Re: [RFC PATCH v1 1/2] mm/memory-failure: introduce global MFR policy

Jiaqi Yan <jiaqiyan@xxxxxxxxxx> · Tue, 15 Oct 2024 16:45:49 -0700

On Fri, Oct 11, 2024 at 11:28 AM <jane.chu@xxxxxxxxxx> wrote:
>
> On 10/10/2024 4:21 PM, Jiaqi Yan wrote:
>
> > On Mon, Oct 7, 2024 at 10:24 AM <jane.chu@xxxxxxxxxx> wrote:
> >> On 10/3/2024 4:51 PM, Jiaqi Yan wrote:
> >>> soned page (sub- or huge-) will eventually be isolated, because,
> >>> The code here is "global policy". The "per-VMA policy", proposed in
> >>> 0/2 but code not sent, should be able to support isolation + offline
> >>> at some point (all VMAs are gone and page becomes free).
> >> "per-VMA policy" sounds interesting.
> >>>> Another thing I'm curious at is whether you have tested with real
> >>>> hardware UE - the one that triggers MCE.  When a real UE is consumed by
> >>> Yes, with our workload.

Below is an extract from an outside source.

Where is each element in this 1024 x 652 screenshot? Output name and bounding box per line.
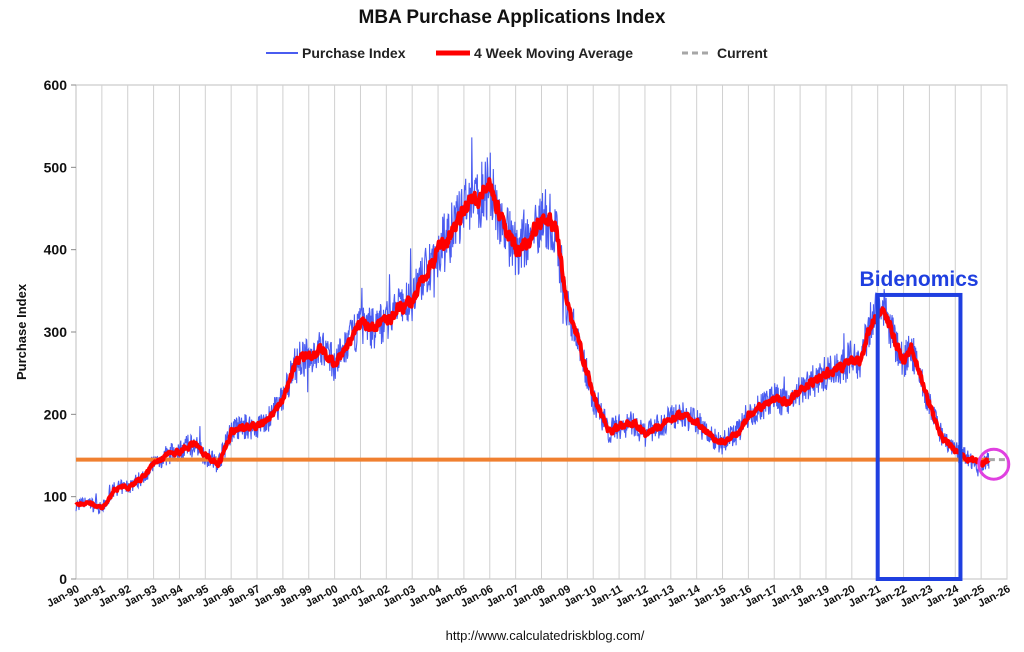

Can you share more about what is the "training
> >>> process"? Is it something to train memory or screen memory errors?
> >> The cover letter mentioned "Machine Learning (ML) workloads", so I used
> >> it as an example.
> > Got you. In that case, if the ML workload (running in a VM) wants to
> > do what you described, wouldn't losing 1G hugetlb page due to kernel
> > offline make the VM/workload even harder to execute recover logic?
>
> Indeed.
>
> As the user application got more sophisticated on recovering from
> poison, what about making the kernel to do the heavy lifting?

I think there are two things.

First, if userspace claims it has enough or sophisticated recovery
ability (assume we trust it), can it take full control of what happens
to the hardware poisoned memory page it **owns**?
My answer to this question is yes. The reason is I believe the kernel
has a limited ability to do memory failure recovery (MFR) optimally
for all userspace. Current hard offline support in the kernel has also
made userspace recovery hard, so userspace deserve a position in MFR.

Second, what is the granularity of the control? This patch makes the
control applicable to every process. So what about making it
controllable only by the userspace process that owns the memory page?
Kernel can still do whatever the heavy lifting (hard offline, set
HWPoison) **after** the owning userspace unclaims the control, or
exits.

Another way to "disable hardoffline but still set HWPoison" I can
think of is, make the HWPOISON flag apply at page_size level, instead
of always set at the compound head. At least from hugetlb's
perspective, is it a good idea?

>
> Something like by way of userfaultfd,  kernel provides a new/clean
> hugetlb page, copied over good data from the clean subpages and then
> present the clean hugetlb page to user process with indication that
> subpage x is a substitute of the poisoned old subpage x, hence its data
> might need a refill?  I am not sure how exactly to pull this through as
> the even is not a page-fault, but just wondering whether something like
> this is possible.
>
> thanks,
>
> -jane
>
> >
> >> -jane
> >>